In this article, I will tell you about a historical flight API that will provide any kind of flight information of your interest. In this case, we will be focusing on how the API can deliver you to the busiest flight routes in Asia.
Asian Flight Routes
If you have a booking agency, website, or app; work visualizing and providing flight data to clients; or have a similar business related to the air industry. It is fundamental for you to know which are the busiest flight routes in Asia. Why? Firstly, because Asia is the most populous continent in the world. This means there are a lot of passengers and clients in Asia that are interested in flight data and information. Secondly, a lot of Asian Flight Routes are in the top ten of busiest flight routes in the world. For example, Jeju International.

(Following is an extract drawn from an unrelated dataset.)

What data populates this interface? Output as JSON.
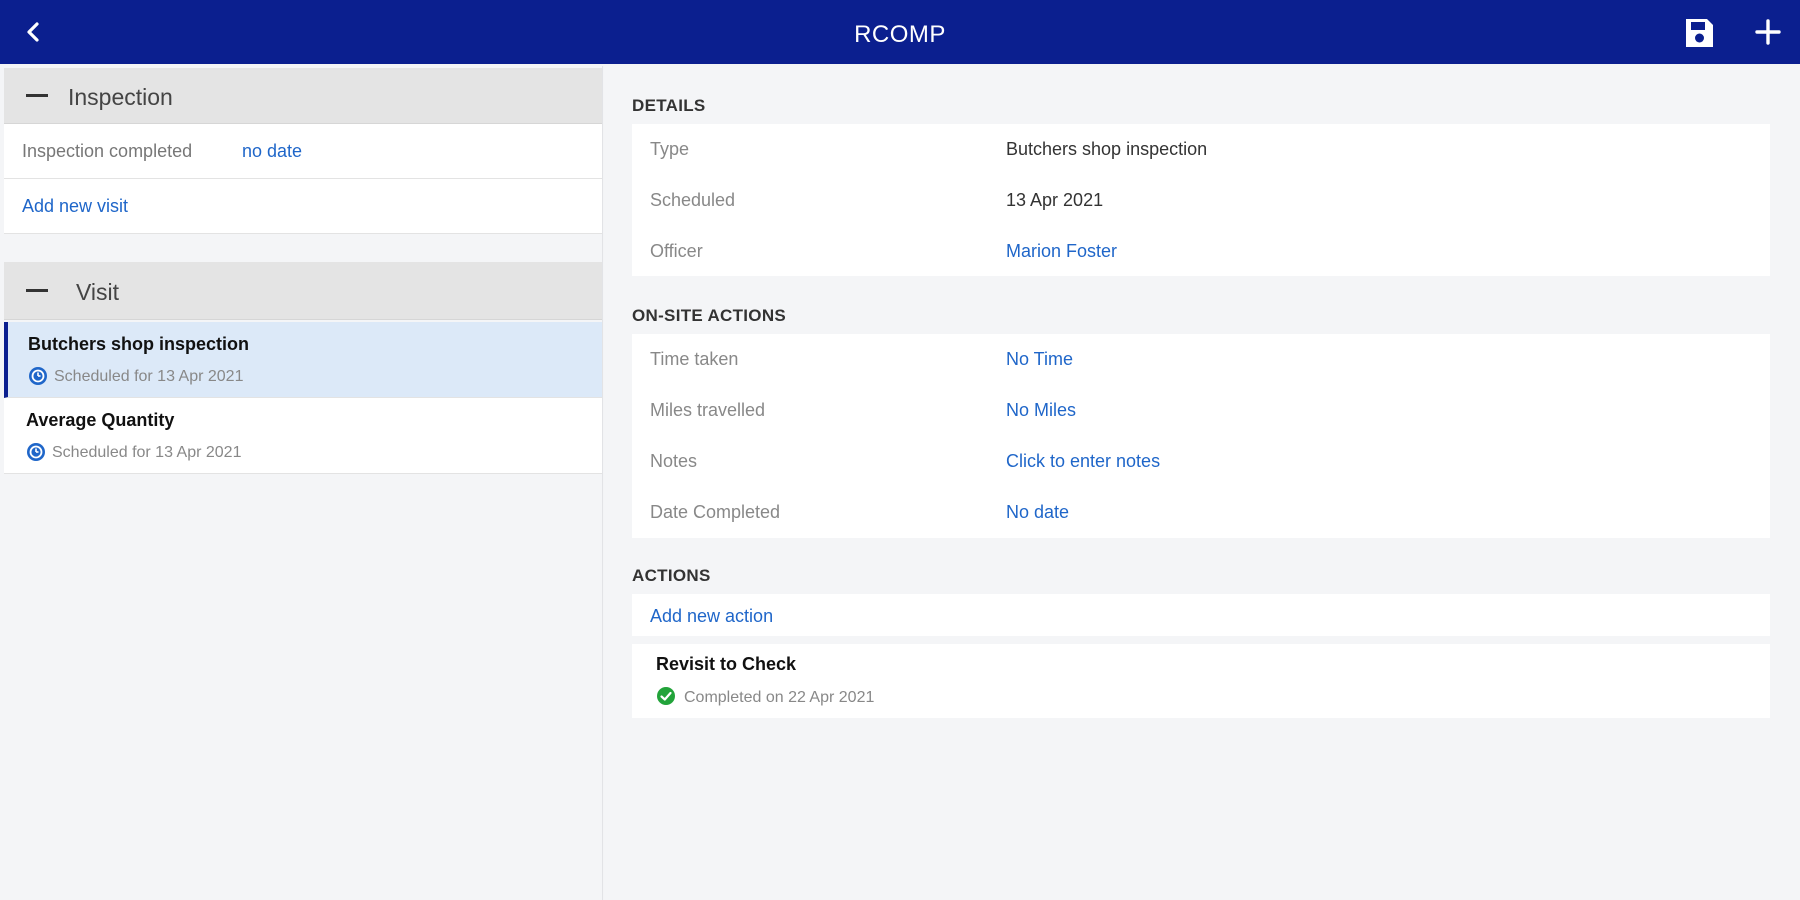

Hence, obtaining airport and airline information from Asia is incredibly relevant to the well-being of your company. Obviously, you need tools that will be able to provide this kind of data. This is where APIs enter the picture.
Flight Data APIs
Flight Data APIs are intelligent tools that will give you flight/airline/airport-related information. There are a lot of APIs on the market that provide this service. But not all of them are live and accurate. Something that tends to happen a lot with these tools is that they send delayed information. An aspect that can harm your business. This is why I recommend Flightlabs.
Flightlabs
Flightlabs is an API that allows you to search for flights from all over the world. Yes from any kind of continent. It gives you different types of data such as the current flight status (canceled, active, delayed, incident). It also allows you to search for flights on a certain date or filter by different parameters such as airports, airlines, IATA code, ICAO code, and flight number.

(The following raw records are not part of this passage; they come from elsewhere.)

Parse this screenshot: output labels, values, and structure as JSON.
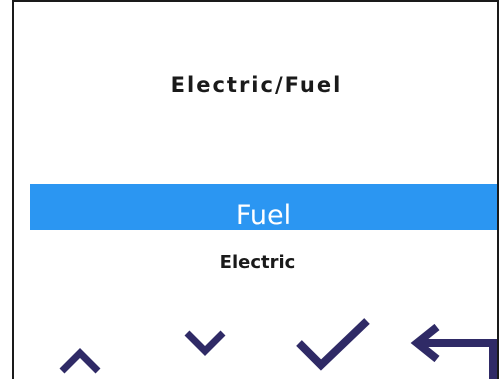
{
  "screen": {
    "title": "Electric/Fuel"
  },
  "options": {
    "selected": "Fuel",
    "items": [
      "Fuel",
      "Electric"
    ],
    "next": "Electric"
  },
  "buttons": {
    "up": "up-arrow-icon",
    "down": "down-arrow-icon",
    "confirm": "check-icon",
    "back": "back-arrow-icon"
  },
  "colors": {
    "highlight": "#2b96f2",
    "icon": "#2f2a66",
    "text": "#1a1a1a"
  }
}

Because it supports PHP, Python, Node.js, jQuery, Go, and Ruby, among other programming languages. FlightLabs may be easily integrated into practically any program or platform. For maximum utility in any use case, requests return JSON, XML, or any geocode-specific GeoJSON files. The API is lightning fast, typically responding to requests in 10 to 100 milliseconds.

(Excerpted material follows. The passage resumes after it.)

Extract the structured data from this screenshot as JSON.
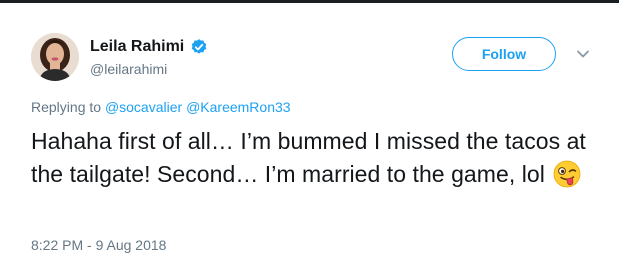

One of the things I value the most about Flightlabs is that it has all the amazing flight data features I described before. But it has even more advanced and intelligent ones. Such as:
JSONP Callbacks
Cross-domain rules can make it difficult to receive a response to your API request. Invoking JSONP callbacks will get around this problem by asking for an external script. In layman’s words, this is a tool you can use to get over hurdles that could stymie data transfer.
Autocomplete
This function is evoked by adding the “search” parameter to your request. Simply put, if you don’t know the exact term for a specific aircraft, airport, or anything else, you can ask Flightlabs and the Application Programming Interface will help you find what you are looking for. I know, it is incredible!
This would be all! With Flightlabs you are ready to get any route around the globe. Go ahead and put this API in action!